PlasticBack has developed a unique and proprietary technology of plastic waste chemical recycling at far lower temperatures than current processes (below 100 degrees, compared to between 600 and 1000 degrees).
It can become a key in reducing plastic waste worldwide. Using chemical oxidation technology, PlasticBack is able to convert plastic waste (back) to crude oil and valuable chemicals which can be used to create new plastics and alternative fuels. In addition, PlasticBack can convert high density forms of plastics. The economical and sustainable benefits of the technology are enormous.
The world produces more than 330 million tons of plastic each year, a lot of which ends up as waste.
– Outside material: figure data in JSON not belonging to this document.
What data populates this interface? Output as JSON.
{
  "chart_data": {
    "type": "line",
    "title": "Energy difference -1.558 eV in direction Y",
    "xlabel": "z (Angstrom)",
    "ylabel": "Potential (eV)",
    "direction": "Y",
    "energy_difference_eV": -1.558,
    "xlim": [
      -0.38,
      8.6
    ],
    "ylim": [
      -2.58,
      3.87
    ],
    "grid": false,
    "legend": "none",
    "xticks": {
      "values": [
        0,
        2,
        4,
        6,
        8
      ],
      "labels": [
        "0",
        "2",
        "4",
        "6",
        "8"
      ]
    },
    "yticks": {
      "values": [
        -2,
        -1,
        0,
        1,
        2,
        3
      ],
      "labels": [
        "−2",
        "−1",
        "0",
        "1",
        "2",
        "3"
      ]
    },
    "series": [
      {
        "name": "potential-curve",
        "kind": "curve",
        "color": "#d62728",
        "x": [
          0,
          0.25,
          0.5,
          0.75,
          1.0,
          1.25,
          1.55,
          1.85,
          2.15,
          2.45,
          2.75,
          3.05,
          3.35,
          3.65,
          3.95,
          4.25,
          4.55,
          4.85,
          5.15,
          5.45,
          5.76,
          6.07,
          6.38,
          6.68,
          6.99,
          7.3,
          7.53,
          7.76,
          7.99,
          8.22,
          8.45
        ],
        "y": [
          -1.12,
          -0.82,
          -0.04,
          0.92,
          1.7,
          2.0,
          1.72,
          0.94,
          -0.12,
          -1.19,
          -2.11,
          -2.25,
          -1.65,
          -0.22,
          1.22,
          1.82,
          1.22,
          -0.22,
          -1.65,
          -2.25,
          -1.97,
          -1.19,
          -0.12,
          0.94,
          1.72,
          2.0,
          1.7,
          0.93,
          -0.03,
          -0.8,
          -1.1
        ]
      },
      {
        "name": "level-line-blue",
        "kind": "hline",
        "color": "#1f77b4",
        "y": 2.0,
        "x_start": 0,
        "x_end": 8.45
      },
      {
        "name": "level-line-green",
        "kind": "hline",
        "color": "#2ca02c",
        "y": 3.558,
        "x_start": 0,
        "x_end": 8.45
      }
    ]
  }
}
Since the beginning of mass production in the 1950’s, over 8 billion tons of plastic waste has been accumulated in landfills and natural environments. It can take up to 1,000 years for plastic to decompose. This huge accumulation of plastic in the environment adversely affects human and wildlife.
Shortage in landfill space, growing regulation and environmental awareness are driving innovation in the plastic recycling market. It’s a big business and current recycling technologies are limited, and exporting waste to be burnt in China is certainly not sustainable.
PlasticBack is creating value in waste and is working towards reducing landfills, ocean dumping and burn sites in an economic and environmental-friendly manner.
There are three main plastic waste recycling technologies that are currently being used. About 8% of annual waste produced is mechanically recycled, 12% is treated by incineration processes, some is chemically recycled and the rest is landfilled.
The solution of choice is Mechanical Recycling.
It is about cleaning, grinding and heating without changing the chemical structure of the plastic. This approach is restricted to a few plastic forms. The second approach is Incineration, which is also problematic. The third approach is Chemical Recycling, which converts plastic to fuel (PTF) and requires high temperatures and hence a lot of energy, large facilities and tends to be economically inefficient.
Current trends in the market, driven by regulation and consumer demand, are pushing to circular technologies able to produce raw material and new plastics from plastic waste. The emphasis is on the production of new plastics, rather than electricity, fuels, and other non-circular applications.
China’s decision to limit plastic waste imports in 2017 and the EU’s new €700 per ton levy on plastic waste landfilling will be the driving forces in the near future for new technologies and business models in the plastic recycling industry.